Singkat cerita Gejolak hebat terjadi mengenai pemilihan putra mahkota dimana Yudhistira dengan segala kearipan budinya dan terkenal dengan raja Dharma menjadi putra mahkota menggantikan raja Drstarasta. Dengan keputusan ini dhuryidana sangat kecewa dan menyusun rencana jahat untuk membunuh para pandawa. Dhuryodhana mencoba meembakar pandawa di dalam rumah kadus yang di siapkan oleh Korawa untuk Pandawa. Namun usahanya gagal dan pandawa selamat dari keadaan itu namun pergi kehutan untuk memberikan kesan bahwa pandawa sudah tiada. Keadaan itu di manfaatkan oleh raja Drastarastha untuk menjadikan Dhuryodhana sebagai putra mahkota. Namun beberapa saat pandawa datang kembali ke kerajaan hastina pura dan situasi semakin kacau karena raja memiliki duaahli waris sehingga munculah ide untuk membagi negara menjadi dua yaitu setengah untuk pandawa dan setengah lagi untuk korawa. Raja yang buta akan dharma selalu memberikan kesengsaraan kepada para pandawa. Dia memberikan pandawa bagian kerajaan di tanah gersang kandawa prastha, dengan ketekunan karma, bakti, janana,dan raja yoganya, merkea merubah kandawa prastha menjadi indra prastha yang merupakan kerajaan yang megah dan besar yang mana rakyatnya hidup makmur dalam kerajaan itu. Dengan bantuan Sri Krsna pandawa berhasil menjalankan karma bumi.

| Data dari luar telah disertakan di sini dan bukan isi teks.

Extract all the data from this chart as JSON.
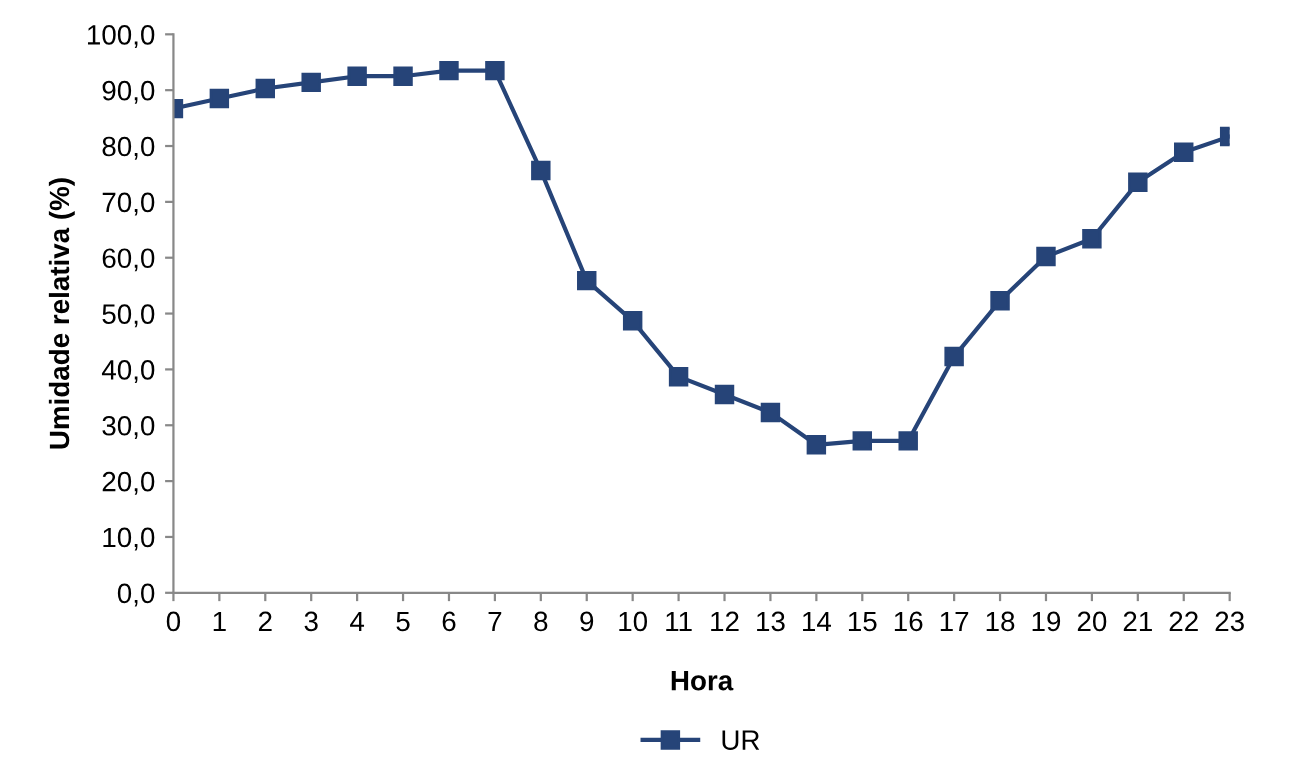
{
  "chart_data": {
    "type": "line",
    "xlabel": "Hora",
    "ylabel": "Umidade relativa (%)",
    "categories": [
      "0",
      "1",
      "2",
      "3",
      "4",
      "5",
      "6",
      "7",
      "8",
      "9",
      "10",
      "11",
      "12",
      "13",
      "14",
      "15",
      "16",
      "17",
      "18",
      "19",
      "20",
      "21",
      "22",
      "23"
    ],
    "series": [
      {
        "name": "UR",
        "color": "#264478",
        "values": [
          86.7,
          88.5,
          90.3,
          91.4,
          92.5,
          92.5,
          93.5,
          93.5,
          75.6,
          55.9,
          48.7,
          38.7,
          35.5,
          32.3,
          26.5,
          27.2,
          27.2,
          42.3,
          52.3,
          60.2,
          63.4,
          73.5,
          78.9,
          81.7
        ]
      }
    ],
    "ylim": [
      0,
      100
    ],
    "yticks": [
      {
        "value": 0,
        "label": "0,0"
      },
      {
        "value": 10,
        "label": "10,0"
      },
      {
        "value": 20,
        "label": "20,0"
      },
      {
        "value": 30,
        "label": "30,0"
      },
      {
        "value": 40,
        "label": "40,0"
      },
      {
        "value": 50,
        "label": "50,0"
      },
      {
        "value": 60,
        "label": "60,0"
      },
      {
        "value": 70,
        "label": "70,0"
      },
      {
        "value": 80,
        "label": "80,0"
      },
      {
        "value": 90,
        "label": "90,0"
      },
      {
        "value": 100,
        "label": "100,0"
      }
    ],
    "grid": false,
    "legend": "bottom",
    "marker": "square",
    "line_style": "solid"
  }
}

Dengan berdirinya kerajaan besar itu maka dilakukan upacara rajasuya untuk menobatkan yudhistira sebagai raja di raja, dan dhuryodana dengan kelompoknya yaitu sakuni mengahadiri upacara tersebut, dia kagum melihat kemegahan kerajaan itu. Dalam hatinya ia ingin memiliki kerajaan tersebut, maka sakuni raja gandara menyusun rencana jahat untuk mengambil alih kerajaan itu dengan cara yang tidak beradab yaitu dengan pertarungan judi yang dilakukan dengan curang. Sakuni mengalahkan raja yudhistira dalam permainan judi tersbut dan menjadikan raja yudhistira budak dan mengkoyak-koyak dharma dengan melecehkan wanita yaitu mencoba menelanjangi dropadi. Dengan kekalahannya ini, raja dengan politiknya mengembalikan kembali kekalahan raja yudhistira, namun dhuryodana tidak bahagia, dia kembali memgadakan permainan judi untuk melawan raja Yudhistira dan kekalahan yudhistira kembali terjadi sehingga pandawa harus di buang ke hutan selama 13 tahun karena itu merupakan persyaratan yang di ajukan dhoryodhana.

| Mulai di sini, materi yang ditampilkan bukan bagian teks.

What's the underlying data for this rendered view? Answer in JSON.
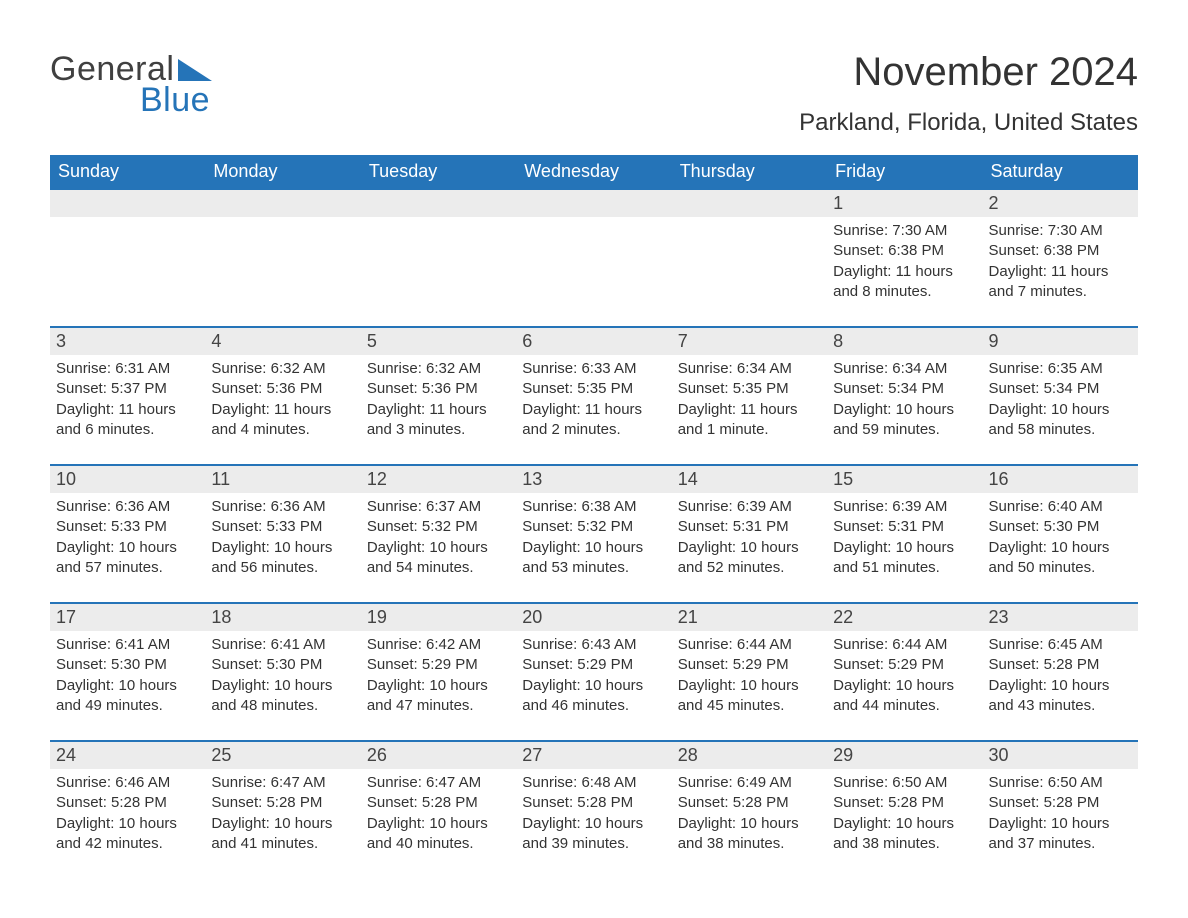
{
  "brand": {
    "word1": "General",
    "word2": "Blue",
    "word1_color": "#404040",
    "word2_color": "#2574b8"
  },
  "title": "November 2024",
  "location": "Parkland, Florida, United States",
  "colors": {
    "header_bg": "#2574b8",
    "header_text": "#ffffff",
    "daynum_bg": "#ececec",
    "row_border": "#2574b8",
    "body_text": "#333333"
  },
  "fonts": {
    "title_size": 40,
    "location_size": 24,
    "dayheader_size": 18,
    "daynum_size": 18,
    "cell_size": 15
  },
  "day_headers": [
    "Sunday",
    "Monday",
    "Tuesday",
    "Wednesday",
    "Thursday",
    "Friday",
    "Saturday"
  ],
  "weeks": [
    [
      null,
      null,
      null,
      null,
      null,
      {
        "n": "1",
        "sunrise": "Sunrise: 7:30 AM",
        "sunset": "Sunset: 6:38 PM",
        "daylight": "Daylight: 11 hours and 8 minutes."
      },
      {
        "n": "2",
        "sunrise": "Sunrise: 7:30 AM",
        "sunset": "Sunset: 6:38 PM",
        "daylight": "Daylight: 11 hours and 7 minutes."
      }
    ],
    [
      {
        "n": "3",
        "sunrise": "Sunrise: 6:31 AM",
        "sunset": "Sunset: 5:37 PM",
        "daylight": "Daylight: 11 hours and 6 minutes."
      },
      {
        "n": "4",
        "sunrise": "Sunrise: 6:32 AM",
        "sunset": "Sunset: 5:36 PM",
        "daylight": "Daylight: 11 hours and 4 minutes."
      },
      {
        "n": "5",
        "sunrise": "Sunrise: 6:32 AM",
        "sunset": "Sunset: 5:36 PM",
        "daylight": "Daylight: 11 hours and 3 minutes."
      },
      {
        "n": "6",
        "sunrise": "Sunrise: 6:33 AM",
        "sunset": "Sunset: 5:35 PM",
        "daylight": "Daylight: 11 hours and 2 minutes."
      },
      {
        "n": "7",
        "sunrise": "Sunrise: 6:34 AM",
        "sunset": "Sunset: 5:35 PM",
        "daylight": "Daylight: 11 hours and 1 minute."
      },
      {
        "n": "8",
        "sunrise": "Sunrise: 6:34 AM",
        "sunset": "Sunset: 5:34 PM",
        "daylight": "Daylight: 10 hours and 59 minutes."
      },
      {
        "n": "9",
        "sunrise": "Sunrise: 6:35 AM",
        "sunset": "Sunset: 5:34 PM",
        "daylight": "Daylight: 10 hours and 58 minutes."
      }
    ],
    [
      {
        "n": "10",
        "sunrise": "Sunrise: 6:36 AM",
        "sunset": "Sunset: 5:33 PM",
        "daylight": "Daylight: 10 hours and 57 minutes."
      },
      {
        "n": "11",
        "sunrise": "Sunrise: 6:36 AM",
        "sunset": "Sunset: 5:33 PM",
        "daylight": "Daylight: 10 hours and 56 minutes."
      },
      {
        "n": "12",
        "sunrise": "Sunrise: 6:37 AM",
        "sunset": "Sunset: 5:32 PM",
        "daylight": "Daylight: 10 hours and 54 minutes."
      },
      {
        "n": "13",
        "sunrise": "Sunrise: 6:38 AM",
        "sunset": "Sunset: 5:32 PM",
        "daylight": "Daylight: 10 hours and 53 minutes."
      },
      {
        "n": "14",
        "sunrise": "Sunrise: 6:39 AM",
        "sunset": "Sunset: 5:31 PM",
        "daylight": "Daylight: 10 hours and 52 minutes."
      },
      {
        "n": "15",
        "sunrise": "Sunrise: 6:39 AM",
        "sunset": "Sunset: 5:31 PM",
        "daylight": "Daylight: 10 hours and 51 minutes."
      },
      {
        "n": "16",
        "sunrise": "Sunrise: 6:40 AM",
        "sunset": "Sunset: 5:30 PM",
        "daylight": "Daylight: 10 hours and 50 minutes."
      }
    ],
    [
      {
        "n": "17",
        "sunrise": "Sunrise: 6:41 AM",
        "sunset": "Sunset: 5:30 PM",
        "daylight": "Daylight: 10 hours and 49 minutes."
      },
      {
        "n": "18",
        "sunrise": "Sunrise: 6:41 AM",
        "sunset": "Sunset: 5:30 PM",
        "daylight": "Daylight: 10 hours and 48 minutes."
      },
      {
        "n": "19",
        "sunrise": "Sunrise: 6:42 AM",
        "sunset": "Sunset: 5:29 PM",
        "daylight": "Daylight: 10 hours and 47 minutes."
      },
      {
        "n": "20",
        "sunrise": "Sunrise: 6:43 AM",
        "sunset": "Sunset: 5:29 PM",
        "daylight": "Daylight: 10 hours and 46 minutes."
      },
      {
        "n": "21",
        "sunrise": "Sunrise: 6:44 AM",
        "sunset": "Sunset: 5:29 PM",
        "daylight": "Daylight: 10 hours and 45 minutes."
      },
      {
        "n": "22",
        "sunrise": "Sunrise: 6:44 AM",
        "sunset": "Sunset: 5:29 PM",
        "daylight": "Daylight: 10 hours and 44 minutes."
      },
      {
        "n": "23",
        "sunrise": "Sunrise: 6:45 AM",
        "sunset": "Sunset: 5:28 PM",
        "daylight": "Daylight: 10 hours and 43 minutes."
      }
    ],
    [
      {
        "n": "24",
        "sunrise": "Sunrise: 6:46 AM",
        "sunset": "Sunset: 5:28 PM",
        "daylight": "Daylight: 10 hours and 42 minutes."
      },
      {
        "n": "25",
        "sunrise": "Sunrise: 6:47 AM",
        "sunset": "Sunset: 5:28 PM",
        "daylight": "Daylight: 10 hours and 41 minutes."
      },
      {
        "n": "26",
        "sunrise": "Sunrise: 6:47 AM",
        "sunset": "Sunset: 5:28 PM",
        "daylight": "Daylight: 10 hours and 40 minutes."
      },
      {
        "n": "27",
        "sunrise": "Sunrise: 6:48 AM",
        "sunset": "Sunset: 5:28 PM",
        "daylight": "Daylight: 10 hours and 39 minutes."
      },
      {
        "n": "28",
        "sunrise": "Sunrise: 6:49 AM",
        "sunset": "Sunset: 5:28 PM",
        "daylight": "Daylight: 10 hours and 38 minutes."
      },
      {
        "n": "29",
        "sunrise": "Sunrise: 6:50 AM",
        "sunset": "Sunset: 5:28 PM",
        "daylight": "Daylight: 10 hours and 38 minutes."
      },
      {
        "n": "30",
        "sunrise": "Sunrise: 6:50 AM",
        "sunset": "Sunset: 5:28 PM",
        "daylight": "Daylight: 10 hours and 37 minutes."
      }
    ]
  ]
}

Berakhirnya masa pembuangan pandawa selama 13 tahun, maka mereka kembali, namun dhoryodhana tidak mau mengembalikan indraprastha karena dia terpesona akan kemegahan istana itu. Dari itulah muncul perang karena dhuryodhana ingin menguasai kerajaan dengan paksa.

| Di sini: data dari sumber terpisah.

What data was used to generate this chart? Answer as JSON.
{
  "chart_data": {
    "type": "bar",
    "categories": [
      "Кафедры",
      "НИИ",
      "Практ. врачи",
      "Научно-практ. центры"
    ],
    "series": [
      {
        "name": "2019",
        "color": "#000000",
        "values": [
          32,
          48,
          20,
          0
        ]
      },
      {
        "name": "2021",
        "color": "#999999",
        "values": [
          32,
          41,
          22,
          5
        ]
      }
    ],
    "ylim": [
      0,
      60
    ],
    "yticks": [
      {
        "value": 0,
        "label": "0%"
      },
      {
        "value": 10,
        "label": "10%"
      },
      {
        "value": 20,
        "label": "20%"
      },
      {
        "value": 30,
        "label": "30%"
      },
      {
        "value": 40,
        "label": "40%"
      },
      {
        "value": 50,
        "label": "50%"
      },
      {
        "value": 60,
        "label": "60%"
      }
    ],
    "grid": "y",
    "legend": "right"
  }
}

Dari kutipan cerita epos besar mahabharatha ini mencerminkan bahwa bagaimana dengan kelobaan orang dapat hilang kemuliaannya.
Kita mengenal bahwa raja Drstarastha merupakan orang mulia dari keturunan bharatha, begitu juga Dhoryodhana adalah ksatria pembrani, sakuni juga merupakan raja mulia dari kerajaan gandara. Semuanya tokoh besar yang mulia itu menyimpang dari jalan dharma dalam memperoleh hartha maka, kemulian mereka hilang karena kelobaannya. Kemauan memiliki hak orang lain merupakan perbuatan yang salah, ini merupakan dasar dari ajaran etika. Dimana kehancuran akan mendatangkan mereka yang mentang dan menyimpang dari jalan dharma.
Dalam brahmapurana 221.16 di sebutkan bahwa :
“Dharmo Dharmanu Badhartho
Dharmo Natamartha Prdakah”
Artinya :
Dharma bertalian erat dengan harta dan dharma tidak menentang hartha itu sendiri tetapi mengendalikannya.
Dalam kutipan sloka di atas dapat di lihat bahwa bagaimana proses memperoleh harta hendaknya selalu berlandaskan atas dharma, penggunaan harta akan lebih manfaaf jika di dasarkan atas dharma, dharma tidak pernah menentang harta namun cara memprolehnyalah yang diberikan rambu-rambu dalam rel dharma agar tetap harta itu bertuah.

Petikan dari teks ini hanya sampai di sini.